In his complaint, Mohammad Perwez Ahmed, the Delhi State President said that Times Now telecast defamatory news against Popular Front of India two months ago. He further stated that Popular Front of India is ready to face any investigative agency including NIA and prove its innocence.
“From the contents telecasted in the channel, it is evident that Times Now has either stolen the official secrets from the MHA or it was leaked by somebody in the MHA to TIMESNOW and the same was aired in the public, which is an anti-national activity that attracts the penal provisions of the law as it has been very serious violations of the administrative protocol, secrecy and media ethics,” he wrote in the complaint.
Last month, Popular Front of India Chairman E. Abubacker had submitted a memorandum to the Home Ministry, National Security Adviser and National Investigation Agency seeking objective and fair treatment on the part of the concerned authorities and withdrawal of the alleged moves to restrict the activities of the organisation.
The memorandum denied all charges levelled against the organisation in the alleged NIA dossier reportedly submitted to MHA. He called the media reports part of the smear campaign to tarnish the image of Popular Front of India among the common public.
The organisation has also sought opportunities to directly interact with these authorities to give its explanations and clarifications with regard to the reported allegations.
On September 12, 2017, an NIA report alleged that the Popular Front of India (PFI) had links with “terror” activities and called for banning the Muslim organization.
The report, which gathered the attention of the national media, was submitted to the Union Home Ministry, claiming that the group has been involved in terror acts, including running terror camps and making bombs, and was a fit case to be declared banned under the Unlawful Activities (Prevention) Act (UAPA).
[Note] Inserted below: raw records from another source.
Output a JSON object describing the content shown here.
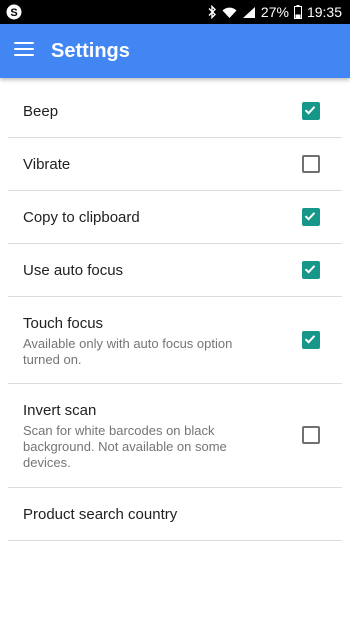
{
  "status_bar": {
    "battery": "27%",
    "time": "19:35"
  },
  "app_bar": {
    "title": "Settings"
  },
  "settings": [
    {
      "label": "Beep",
      "summary": "",
      "checked": true,
      "has_checkbox": true
    },
    {
      "label": "Vibrate",
      "summary": "",
      "checked": false,
      "has_checkbox": true
    },
    {
      "label": "Copy to clipboard",
      "summary": "",
      "checked": true,
      "has_checkbox": true
    },
    {
      "label": "Use auto focus",
      "summary": "",
      "checked": true,
      "has_checkbox": true
    },
    {
      "label": "Touch focus",
      "summary": "Available only with auto focus option turned on.",
      "checked": true,
      "has_checkbox": true
    },
    {
      "label": "Invert scan",
      "summary": "Scan for white barcodes on black background. Not available on some devices.",
      "checked": false,
      "has_checkbox": true
    },
    {
      "label": "Product search country",
      "summary": "",
      "has_checkbox": false
    }
  ],
  "colors": {
    "app_bar": "#4286f4",
    "checkbox_checked": "#16978a",
    "checkbox_unchecked": "#707070"
  }
}
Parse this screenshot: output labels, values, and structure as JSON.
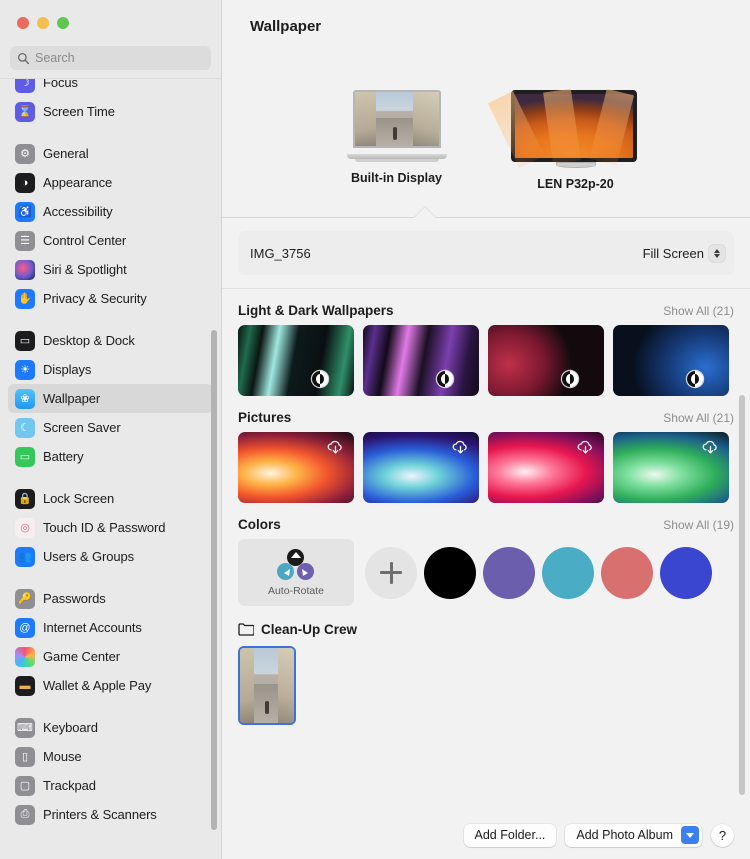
{
  "window": {
    "traffic_lights": [
      "close",
      "minimize",
      "zoom"
    ]
  },
  "search": {
    "placeholder": "Search",
    "value": ""
  },
  "sidebar": {
    "groups": [
      {
        "items": [
          {
            "label": "Focus",
            "icon": "focus-icon",
            "color": "#5e5ce6",
            "glyph": "☽",
            "selected": false
          },
          {
            "label": "Screen Time",
            "icon": "screen-time-icon",
            "color": "#5e5ce6",
            "glyph": "⌛",
            "selected": false
          }
        ]
      },
      {
        "items": [
          {
            "label": "General",
            "icon": "general-icon",
            "color": "#8e8e93",
            "glyph": "⚙",
            "selected": false
          },
          {
            "label": "Appearance",
            "icon": "appearance-icon",
            "color": "#1c1c1e",
            "glyph": "◑",
            "selected": false
          },
          {
            "label": "Accessibility",
            "icon": "accessibility-icon",
            "color": "#1b7 aff",
            "glyph": "♿",
            "selected": false
          },
          {
            "label": "Control Center",
            "icon": "control-center-icon",
            "color": "#8e8e93",
            "glyph": "☰",
            "selected": false
          },
          {
            "label": "Siri & Spotlight",
            "icon": "siri-icon",
            "color": "#2b2b5e",
            "glyph": "◉",
            "selected": false
          },
          {
            "label": "Privacy & Security",
            "icon": "privacy-icon",
            "color": "#1b7aff",
            "glyph": "✋",
            "selected": false
          }
        ]
      },
      {
        "items": [
          {
            "label": "Desktop & Dock",
            "icon": "desktop-dock-icon",
            "color": "#1c1c1e",
            "glyph": "▭",
            "selected": false
          },
          {
            "label": "Displays",
            "icon": "displays-icon",
            "color": "#1b7aff",
            "glyph": "☀",
            "selected": false
          },
          {
            "label": "Wallpaper",
            "icon": "wallpaper-icon",
            "color": "#3ab0f0",
            "glyph": "❀",
            "selected": true
          },
          {
            "label": "Screen Saver",
            "icon": "screen-saver-icon",
            "color": "#72c7f0",
            "glyph": "☾",
            "selected": false
          },
          {
            "label": "Battery",
            "icon": "battery-icon",
            "color": "#34c759",
            "glyph": "▭",
            "selected": false
          }
        ]
      },
      {
        "items": [
          {
            "label": "Lock Screen",
            "icon": "lock-screen-icon",
            "color": "#1c1c1e",
            "glyph": "🔒",
            "selected": false
          },
          {
            "label": "Touch ID & Password",
            "icon": "touch-id-icon",
            "color": "#f5eaea",
            "glyph": "◎",
            "selected": false
          },
          {
            "label": "Users & Groups",
            "icon": "users-groups-icon",
            "color": "#1b7aff",
            "glyph": "👥",
            "selected": false
          }
        ]
      },
      {
        "items": [
          {
            "label": "Passwords",
            "icon": "passwords-icon",
            "color": "#8e8e93",
            "glyph": "🔑",
            "selected": false
          },
          {
            "label": "Internet Accounts",
            "icon": "internet-accounts-icon",
            "color": "#1b7aff",
            "glyph": "@",
            "selected": false
          },
          {
            "label": "Game Center",
            "icon": "game-center-icon",
            "color": "#ffffff",
            "glyph": "❇",
            "selected": false
          },
          {
            "label": "Wallet & Apple Pay",
            "icon": "wallet-icon",
            "color": "#1c1c1e",
            "glyph": "▬",
            "selected": false
          }
        ]
      },
      {
        "items": [
          {
            "label": "Keyboard",
            "icon": "keyboard-icon",
            "color": "#8e8e93",
            "glyph": "⌨",
            "selected": false
          },
          {
            "label": "Mouse",
            "icon": "mouse-icon",
            "color": "#8e8e93",
            "glyph": "▯",
            "selected": false
          },
          {
            "label": "Trackpad",
            "icon": "trackpad-icon",
            "color": "#8e8e93",
            "glyph": "▢",
            "selected": false
          },
          {
            "label": "Printers & Scanners",
            "icon": "printers-icon",
            "color": "#8e8e93",
            "glyph": "⎙",
            "selected": false
          }
        ]
      }
    ]
  },
  "main": {
    "title": "Wallpaper",
    "displays": [
      {
        "name": "Built-in Display",
        "type": "laptop",
        "selected": true
      },
      {
        "name": "LEN P32p-20",
        "type": "monitor",
        "selected": false
      }
    ],
    "current": {
      "name": "IMG_3756",
      "fit_mode": "Fill Screen"
    },
    "sections": [
      {
        "title": "Light & Dark Wallpapers",
        "show_all": "Show All (21)",
        "badge": "light-dark",
        "thumbs": [
          {
            "name": "teal-green-bars"
          },
          {
            "name": "purple-magenta-bars"
          },
          {
            "name": "red-black-curve"
          },
          {
            "name": "blue-black-curve"
          }
        ]
      },
      {
        "title": "Pictures",
        "show_all": "Show All (21)",
        "badge": "cloud-download",
        "thumbs": [
          {
            "name": "orange-swirl"
          },
          {
            "name": "blue-swirl"
          },
          {
            "name": "pink-swirl"
          },
          {
            "name": "green-swirl"
          }
        ]
      }
    ],
    "colors": {
      "title": "Colors",
      "show_all": "Show All (19)",
      "auto_rotate_label": "Auto-Rotate",
      "add_label": "+",
      "swatches": [
        "#000000",
        "#6b5fad",
        "#4bacc6",
        "#d97070",
        "#3a45d0"
      ]
    },
    "folder": {
      "name": "Clean-Up Crew",
      "photos": [
        {
          "name": "street-photo",
          "selected": true
        }
      ]
    }
  },
  "bottom_bar": {
    "add_folder": "Add Folder...",
    "add_photo_album": "Add Photo Album",
    "help": "?"
  }
}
The agency, according to The Indian Express, has cited PFI’s alleged involvement in four cases to support its claim—chopping off a professor’s palm in Kerala’s Idukki district, organising a training camp in Kannur from where the NIA reportedly seized swords, country-made bombs and ingredients for making IEDs, murder of RSS leader Rudresh in Bengaluru and plans to carry out terror attacks in South India by involving the outfit Islamic State Al-Hindi.
In an interview with TwoCircles.net last month month, the PFI chairman had rebuked all the charges and had alleged that NIA was being misused as a weapon against the organisation by the BJP government.